# CS224n: NLP with Deep Learning

# Lecture 7: Vanishing Gradients and Fancy RNN

---

## Vanishing Gradient Problem

### Intuition

* When the gradients $\frac{\partial {h^{(i)}}} {\partial h^{(i-1)}}$ are small,  
the overall gradient is going to get smaller and smaller, as we go backwards

![Lecture07_Vanishing_Gradient_Intuition.png](attachment:Lecture07_Vanishing_Gradient_Intuition.png)

* If the largest eigenvalue of $W_{h}$ is < 1:  
the gradient will shrink exponentially

→ Vanishing gradient !

### Proof Sketch

![Lecture07_Vanishing_Gradient_Proof_1.png](attachment:Lecture07_Vanishing_Gradient_Proof_1.png)

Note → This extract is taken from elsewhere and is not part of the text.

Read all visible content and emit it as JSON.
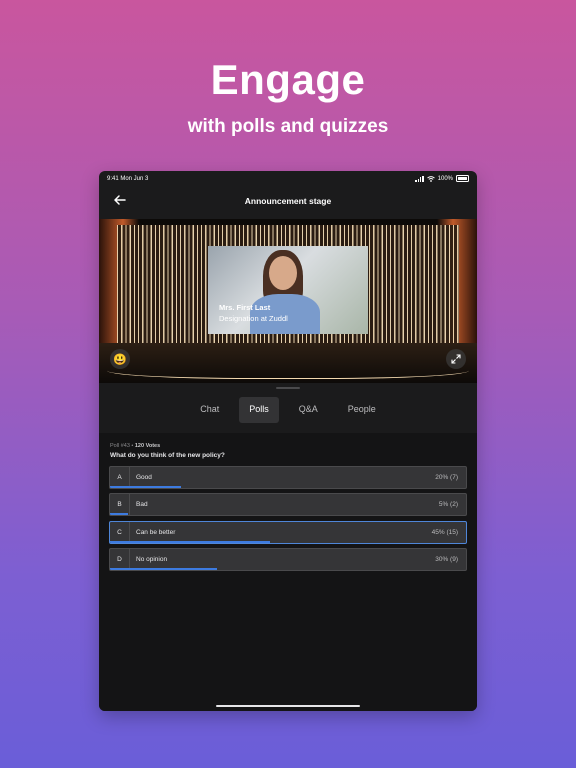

![Lecture07_Vanishing_Gradient_Proof_2.png](attachment:Lecture07_Vanishing_Gradient_Proof_2.png)

**But why is this a problem?**

* The gradient from steps far away will be much smaller than gradients from close-by

→ The weights will only be updated with respect to close effects, not long-term !

![Lecture07_Vanishing_Gradient_Problem.png](attachment:Lecture07_Vanishing_Gradient_Problem.png)

**Remark:**

* We are studying $\frac{\partial {J}} {\partial h^{(i-1)}}$ because we have to calculate it to get  $\frac{\partial {J}} {\partial W}$

#### Effect on RNN-LM

* Incapability of learning long-distance dependencies

* Syntactic recency (correct):  
Making dependencies to words close **in their syntax**
* Sequential recency (incorrect):  
Making dependencies to words close **spatially**

Unfortunately, RNN-LMs are better at learning sequential recency than syntactic recency:  
(see example below)

![Lecture07_Vanishing_Gradient_Example.png](attachment:Lecture07_Vanishing_Gradient_Example.png)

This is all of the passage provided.